The greatest pain arises from the profoundest joy. To eliminate loss, one must abandon love since in this broken world suffering and death are not simply a risk, but a certainty.  Love inevitably leads to sorrow.  As C. S. Lewis so powerfully explained:

“To love at all is to be vulnerable. Love anything and your heart will be wrung and possibly broken. If you want to make sure of keeping it intact you must give it to no one, not even an animal. Wrap it carefully round with hobbies and little luxuries; avoid all entanglements. Lock it up safe in the casket or coffin of your selfishness. But in that casket, safe, dark, motionless, airless, it will change. It will not be broken; it will become unbreakable, impenetrable, irredeemable.
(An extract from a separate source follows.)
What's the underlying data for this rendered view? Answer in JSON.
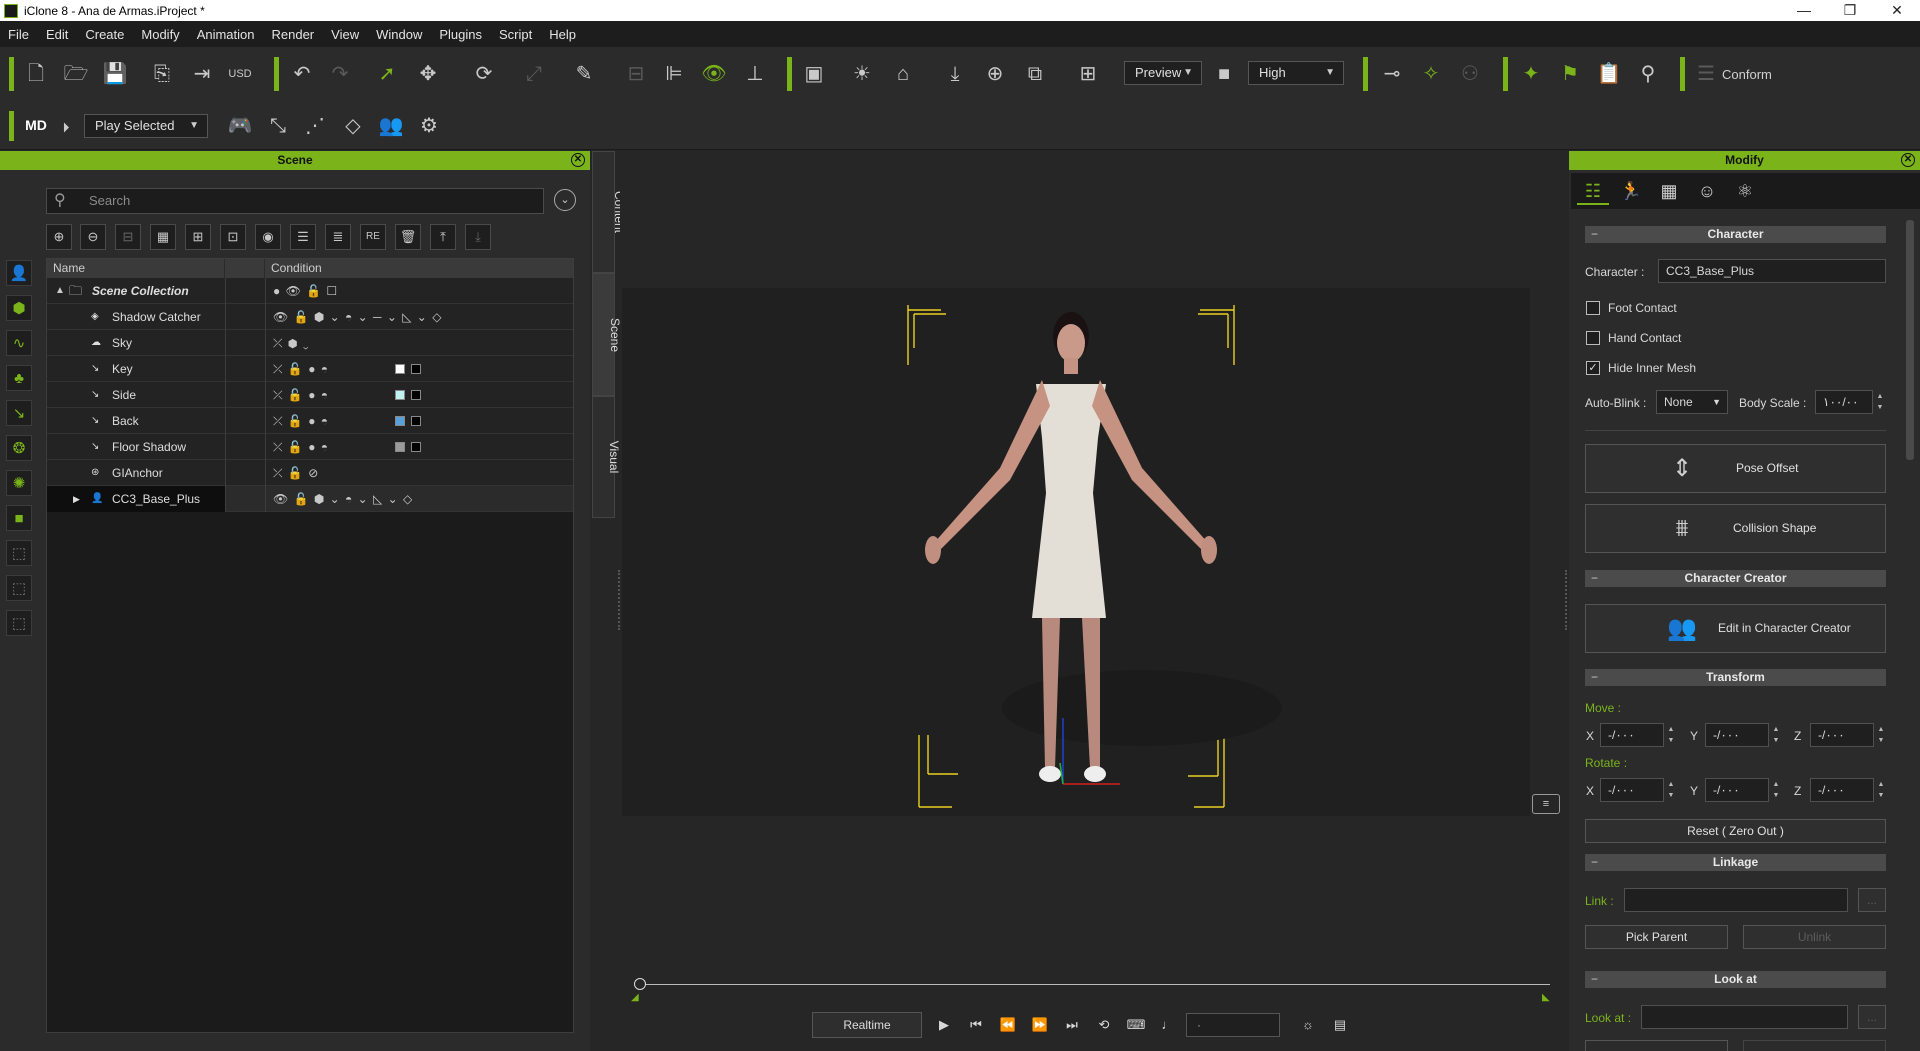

To love is to be vulnerable.”

Elizabeth Alexander originally wrote to mourn the loss of her young husband to sudden death.  “The story seems to begin with catastrophe,” she wrote, “but in fact began earlier and is not a tragedy but rather a love story.”  She is no Christian, but her personal journey reflects powerfully the great story of which we are all a part. Anywhere we open our book, we find tragedy–brutality, abandonment, hatred, violence, suffering–so that we must go back and back to the very start to discover that all this pain springs up from the love that inspired creation, and to understand that all of our suffering is borne in the great heart of God himself, who willingly embraced all our agony to gain the inexpressible joy of loving us.  The cross is a tragedy, but it is more fully and deeply and finally a love story, and the end will be glorious.